Подозреваю, что авторы статей о нигилизме Базарова плохо знают
содержание романа, о котором они пишут. В заключительной, XXVIII
главе Тургенев дает вполне понятную критику славянофильства Павла
Петровича, представителя высших слоев общества: «Он уехал из Москвы
за границу для поправления здоровья и остался на жительстве в
Дрездене, где знается больше с англичанами и с проезжими русскими.

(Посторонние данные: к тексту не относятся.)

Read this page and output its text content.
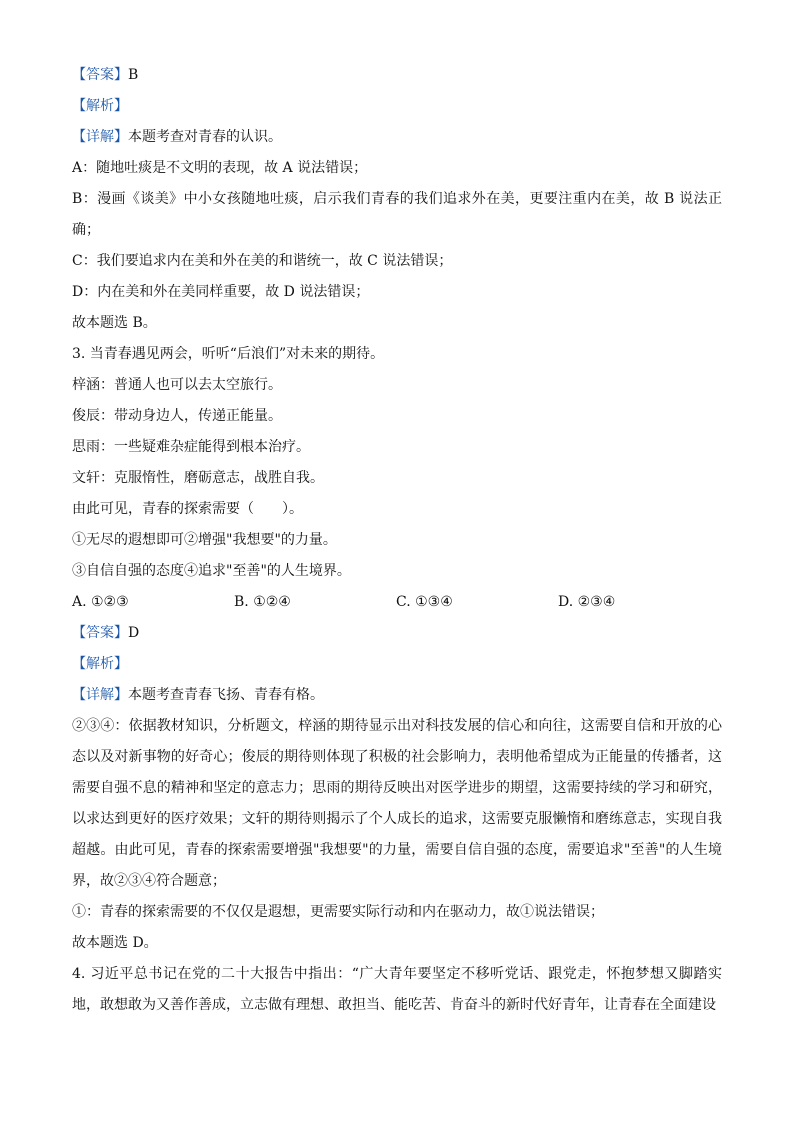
【答案】B
【解析】
【详解】本题考查对青春的认识。
A：随地吐痰是不文明的表现，故 A 说法错误；
B：漫画《谈美》中小女孩随地吐痰，启示我们青春的我们追求外在美，更要注重内在美，故 B 说法正确；
C：我们要追求内在美和外在美的和谐统一，故 C 说法错误；
D：内在美和外在美同样重要，故 D 说法错误；
故本题选 B。
3. 当青春遇见两会，听听“后浪们”对未来的期待。
梓涵：普通人也可以去太空旅行。
俊辰：带动身边人，传递正能量。
思雨：一些疑难杂症能得到根本治疗。
文轩：克服惰性，磨砺意志，战胜自我。
由此可见，青春的探索需要（　　）。
①无尽的遐想即可②增强"我想要"的力量。
③自信自强的态度④追求"至善"的人生境界。
A. ①②③	B. ①②④	C. ①③④	D. ②③④
【答案】D
【解析】
【详解】本题考查青春飞扬、青春有格。
②③④：依据教材知识，分析题文，梓涵的期待显示出对科技发展的信心和向往，这需要自信和开放的心态以及对新事物的好奇心；俊辰的期待则体现了积极的社会影响力，表明他希望成为正能量的传播者，这需要自强不息的精神和坚定的意志力；思雨的期待反映出对医学进步的期望，这需要持续的学习和研究，以求达到更好的医疗效果；文轩的期待则揭示了个人成长的追求，这需要克服懒惰和磨练意志，实现自我超越。由此可见，青春的探索需要增强"我想要"的力量，需要自信自强的态度，需要追求"至善"的人生境界，故②③④符合题意；
①：青春的探索需要的不仅仅是遐想，更需要实际行动和内在驱动力，故①说法错误；
故本题选 D。
4. 习近平总书记在党的二十大报告中指出：“广大青年要坚定不移听党话、跟党走，怀抱梦想又脚踏实地，敢想敢为又善作善成，立志做有理想、敢担当、能吃苦、肯奋斗的新时代好青年，让青春在全面建设
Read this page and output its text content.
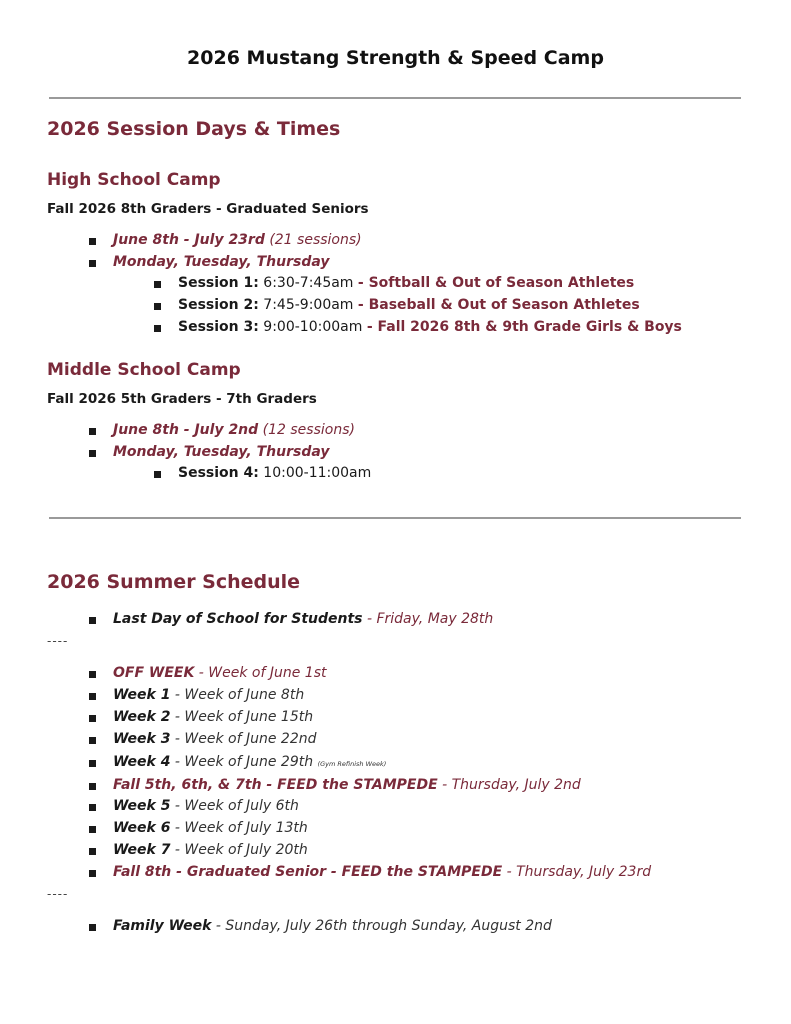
2026 Mustang Strength & Speed Camp
2026 Session Days & Times
High School Camp
Fall 2026 8th Graders - Graduated Seniors
June 8th - July 23rd (21 sessions)
Monday, Tuesday, Thursday
Session 1: 6:30-7:45am - Softball & Out of Season Athletes
Session 2: 7:45-9:00am - Baseball & Out of Season Athletes
Session 3: 9:00-10:00am - Fall 2026 8th & 9th Grade Girls & Boys
Middle School Camp
Fall 2026 5th Graders - 7th Graders
June 8th - July 2nd (12 sessions)
Monday, Tuesday, Thursday
Session 4: 10:00-11:00am
2026 Summer Schedule
Last Day of School for Students - Friday, May 28th
----
OFF WEEK - Week of June 1st
Week 1 - Week of June 8th
Week 2 - Week of June 15th
Week 3 - Week of June 22nd
Week 4 - Week of June 29th (Gym Refinish Week)
Fall 5th, 6th, & 7th - FEED the STAMPEDE - Thursday, July 2nd
Week 5 - Week of July 6th
Week 6 - Week of July 13th
Week 7 - Week of July 20th
Fall 8th - Graduated Senior - FEED the STAMPEDE - Thursday, July 23rd
----
Family Week - Sunday, July 26th through Sunday, August 2nd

С англичанами он держится просто, почти скромно, но без достоинства;
они находят его немного скучным, но уважают в нем совершенного
джентльмена, «a perfect gentleman». С русскими он развязнее, дает
волю своей желчи, трунит над самим собою и над ними; но все это
выходит у него очень мило, и небрежно и прилично. Он придерживается
славянофильских воззрений: известно, что в высшем свете это считается
tres distingue (весьма почтенным – фр.). Он ничего русского не
читает, но на письменном столе у него находится серебряная пепельница
в виде мужицкого лаптя /…/ Он все делает добро, сколько может,
он все еще шумит понемножку: недаром же был он некогда львом;
но жить ему тяжело…тяжелей, чем он сам подозревает…Стоит взглянуть
на него в русской церкви, когда, прислоняясь в сторонке к стене,
он задумывается и долго не шевелится, горько стиснув губы, потом
вдруг опомнится и начнет почти незаметно крестится». Вспомним
здесь о гетерогенном основании причины и следствия, согласно которому
подозревали в Базарове причину революционеров, террористов, большевиков,
убийц и прочий элемент, опять же не удосужившись ознакомиться
пристрастнее с романом. Тургенев, написав роман, уже предвидел,
что из его Базарова выведут некие типы, которые к самому образу
Базарова не имеют отношения. Вот он пишет: «С такими-то двумя-тремя
химиками, не умеющими отличить кислорода от азота, но исполненными
отрицания и самоуважения, да с великим Елисевичем Ситников, тоже
готовящийся быть великим, толчется в Петербурге и, по его уверениям,
продолжает «дело» Базарова. Говорят, его кто-то недавно побил,
но он в долгу не остался: в одной темной статейке, тиснутой в
одном темном журнальце, он намекнул, что побивший его – трус».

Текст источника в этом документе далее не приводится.